S – wie Sidra (alles freiwillig)
Wir durchstreiften den ganzen Tag lang diese herrliche Küstenregion mit sandigen Buchten und steilen Klippen. Hier in Asturien sieht man entlang des Weges immer wieder die quadratischen Speicherhäuschen auf Stelzen. Was heutzutage in diesen Maisspeichern aufbewahrt wird, dass konnten wir so ohne weiteres nicht feststellen. Der luftige Platz unter diesen Hórreos wurde häufig als Parkplatz für Autos und Motorräder, zum trockenen Aufbewahren von Brennholz oder zum Abstellen von Gerümpel genutzt. Das bekannteste Produkt dieser Region wird ohnehin nicht in Speichern gelagert, sondern in Fässern.

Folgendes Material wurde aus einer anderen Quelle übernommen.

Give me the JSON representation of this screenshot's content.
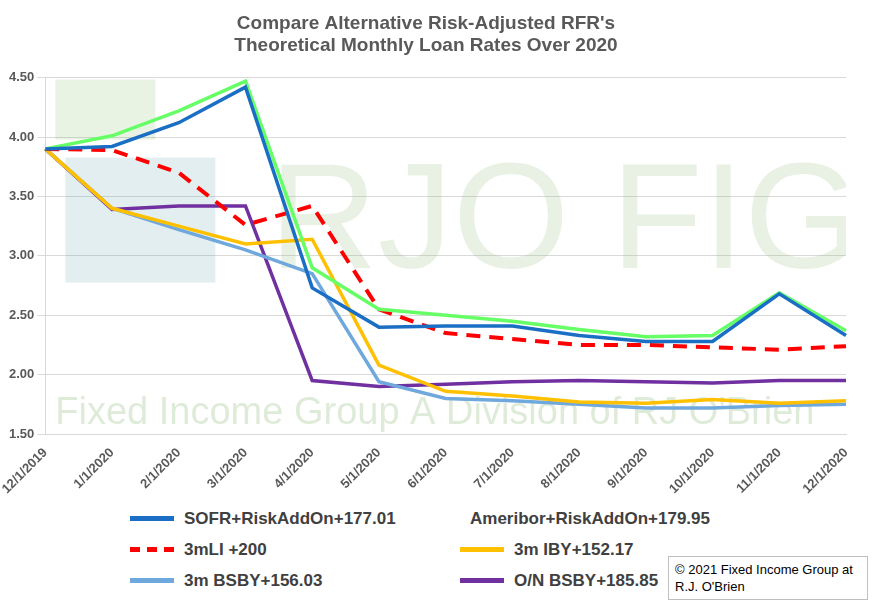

Jetzt im Herbst breiteten sich besonders in den Morgen- und Abendstunden Nebelbänke in den Tälern aus. Und der Dunstschleier, der über der Küste lag, der verzog sich den ganzen Tag über nicht mehr. Wir waren nun zur Erntezeit in Nordspanien angekommen. Und Asturien ist besonders für den Apfelanbau bekannt. Die Apfelbäume hingen voller Früchte, es war eine reine Wonne, die Früchte in der Sonne leuchten zu sehen. Im feuchten Meeresklima konnten sie in guter Qualität heranreifen. Ähnlich gute Reifebedingungen haben die Äpfel, die südlich von Hamburg in der Elbmarsch, Europas großem Obstanbaugebiet, im „Alten Land“ wachsen. Insofern gibt es durchaus Parallelen. Wenn man es einmal bedenkt, Ende April gingen wir in Hamburg los, es war die Zeit der Obstbaumblüte. Und nun zur Zeit der Reife marschieren wir durch Asturien und hier werden die Äpfel dann doch etwas anders vermarktet als in Deutschland. Denn Asturien ist über seine Grenzen hinaus berühmt für sein Nationalgetränk, den hier produzierten Apfelwein, den Sidra! In der Norddeutschen Tiefebene hat Apfelwein keine Tradition, das ändert sich, je weiter man in Deutschland südwärts kommt. Der hessische Raum ist bekannt für den „Äppelwoi“.
Schon die Kelten berauschten sich am Apfelwein. Dieses Getränk steht somit in einer großen antiken europäischen Tradition. Die Herstellungsmethodik war damals vermutlich noch nicht so „ausgereift“ wie heute, denn die Asturier „komponieren“ ihren Sidra aus den unterschiedlichen Apfelsorten von süß und mild bis sauer und bitter. Der Gärprozess erfolgt in Fässern aus Kastanienholz. Bis ein Alkoholgehalt von fünf Prozent erreicht ist, vergeht meistens der Winter und dann wird abgefüllt und vor allem in froher Runde probiert, schließlich will man wissen, ob das Getränk gelungen ist. Sidra ist nicht lange haltbar und sollte „jung“ getrunken werden, ähnlich wie der baskische Txakoli. Im Baskenland hat Sidra übrigens auch eine Tradition, aber in Asturien wurde die perfektioniert.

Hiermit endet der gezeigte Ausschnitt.